Prof. McDaniel wins Kahin Prize for Best Book in Southeast Asian Studies

The Lovelorn Ghost and the Magical Monk: Practicing Buddhism in Modern Thailand
Justin Thomas McDaniel

2013 George McT. Kahin Book Prize on Southeast Asia, Association for Asian Studies

 


Focusing on representations of the ghost and monk from the late eighteenth century to the present, Justin Thomas McDaniel builds a case for interpreting modern Thai Buddhist practice through the movements of these transformative figures. He follows embodiments of the ghost and monk in a variety of genres and media, including biography, film, television, drama, ritual, art, liturgy, and the Internet. Sourcing nuns, monks, laypeople, and royalty, he shows how relations with these figures have been instrumental in crafting histories and modernities. McDaniel is especially interested in local conceptions of being “Buddhist” and the formation and transmission of such identities across different venues and technologies.
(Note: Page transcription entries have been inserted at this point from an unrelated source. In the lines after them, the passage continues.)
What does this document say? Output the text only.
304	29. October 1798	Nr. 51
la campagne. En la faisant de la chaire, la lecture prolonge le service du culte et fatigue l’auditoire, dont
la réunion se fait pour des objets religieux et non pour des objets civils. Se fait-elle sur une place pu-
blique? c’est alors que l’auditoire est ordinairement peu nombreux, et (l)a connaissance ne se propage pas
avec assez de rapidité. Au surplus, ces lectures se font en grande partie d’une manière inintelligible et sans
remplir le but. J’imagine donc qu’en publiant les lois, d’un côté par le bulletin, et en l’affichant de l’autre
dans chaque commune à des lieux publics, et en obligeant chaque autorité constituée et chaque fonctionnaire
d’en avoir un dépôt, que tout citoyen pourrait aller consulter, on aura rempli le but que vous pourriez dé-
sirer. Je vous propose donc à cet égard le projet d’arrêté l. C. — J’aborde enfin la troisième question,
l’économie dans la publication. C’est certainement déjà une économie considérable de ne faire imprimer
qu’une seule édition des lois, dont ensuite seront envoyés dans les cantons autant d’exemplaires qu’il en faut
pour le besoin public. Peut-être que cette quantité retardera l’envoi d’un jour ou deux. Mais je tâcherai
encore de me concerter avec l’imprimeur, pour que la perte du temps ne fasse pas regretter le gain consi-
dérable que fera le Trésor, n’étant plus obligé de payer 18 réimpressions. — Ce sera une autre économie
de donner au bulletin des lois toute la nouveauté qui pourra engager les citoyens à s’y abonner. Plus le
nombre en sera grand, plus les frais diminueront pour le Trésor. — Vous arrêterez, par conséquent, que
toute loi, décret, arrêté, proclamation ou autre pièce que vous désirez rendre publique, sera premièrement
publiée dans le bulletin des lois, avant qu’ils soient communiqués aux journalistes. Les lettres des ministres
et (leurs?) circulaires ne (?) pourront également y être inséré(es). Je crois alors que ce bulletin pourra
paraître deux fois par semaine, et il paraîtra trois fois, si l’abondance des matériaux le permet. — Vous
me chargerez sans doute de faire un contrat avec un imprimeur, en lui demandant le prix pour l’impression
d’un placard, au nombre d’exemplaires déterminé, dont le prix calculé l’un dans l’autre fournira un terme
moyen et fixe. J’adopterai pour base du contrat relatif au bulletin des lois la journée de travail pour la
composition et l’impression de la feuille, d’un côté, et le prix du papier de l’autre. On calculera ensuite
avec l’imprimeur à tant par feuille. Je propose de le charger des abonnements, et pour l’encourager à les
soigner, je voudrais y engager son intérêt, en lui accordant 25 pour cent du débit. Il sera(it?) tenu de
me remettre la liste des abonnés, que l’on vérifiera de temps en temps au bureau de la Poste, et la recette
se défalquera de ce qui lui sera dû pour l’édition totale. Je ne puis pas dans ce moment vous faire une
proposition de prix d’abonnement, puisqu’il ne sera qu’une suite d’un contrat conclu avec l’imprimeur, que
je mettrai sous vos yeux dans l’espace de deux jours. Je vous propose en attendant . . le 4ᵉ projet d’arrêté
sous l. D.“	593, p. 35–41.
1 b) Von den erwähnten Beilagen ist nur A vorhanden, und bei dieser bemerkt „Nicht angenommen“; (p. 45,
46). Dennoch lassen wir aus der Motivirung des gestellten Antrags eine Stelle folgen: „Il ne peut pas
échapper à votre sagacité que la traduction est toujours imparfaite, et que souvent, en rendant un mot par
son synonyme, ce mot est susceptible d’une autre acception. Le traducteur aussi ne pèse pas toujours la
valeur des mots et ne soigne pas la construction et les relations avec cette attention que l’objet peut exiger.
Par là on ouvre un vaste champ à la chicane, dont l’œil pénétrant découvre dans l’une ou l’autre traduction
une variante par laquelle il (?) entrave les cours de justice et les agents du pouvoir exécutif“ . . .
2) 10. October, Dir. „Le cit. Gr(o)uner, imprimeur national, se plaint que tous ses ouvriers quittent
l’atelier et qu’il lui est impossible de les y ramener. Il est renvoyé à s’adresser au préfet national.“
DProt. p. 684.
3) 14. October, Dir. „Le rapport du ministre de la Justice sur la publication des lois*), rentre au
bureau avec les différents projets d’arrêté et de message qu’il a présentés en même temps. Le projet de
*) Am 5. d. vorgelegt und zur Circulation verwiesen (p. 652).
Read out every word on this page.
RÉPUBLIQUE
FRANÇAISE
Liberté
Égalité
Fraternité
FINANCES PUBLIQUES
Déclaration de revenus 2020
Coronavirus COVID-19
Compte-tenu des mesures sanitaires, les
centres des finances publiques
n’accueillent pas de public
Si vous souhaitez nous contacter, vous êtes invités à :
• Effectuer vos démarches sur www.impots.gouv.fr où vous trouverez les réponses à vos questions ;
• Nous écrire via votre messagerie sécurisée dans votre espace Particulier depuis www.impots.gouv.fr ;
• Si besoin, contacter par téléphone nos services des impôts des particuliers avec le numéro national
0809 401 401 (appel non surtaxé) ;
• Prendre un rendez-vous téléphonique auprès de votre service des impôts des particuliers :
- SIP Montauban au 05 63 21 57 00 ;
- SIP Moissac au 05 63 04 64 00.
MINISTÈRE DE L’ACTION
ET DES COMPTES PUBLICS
Establishing an individual’s “religious repertoire” as a valid category of study, McDaniel explores the performance of Buddhist thought and ritual through practices of magic, prognostication, image production, sacred protection, and deity and ghost worship, and clarifies the meaning of multiple cultural configurations. Listening to popular Thai Buddhist ghost stories, visiting crowded shrines and temples, he finds concepts of attachment, love, wealth, beauty, entertainment, graciousness, security, and nationalism all spring from engagement with the ghost and the monk and are as vital to the making of Thai Buddhism as venerating the Buddha himself.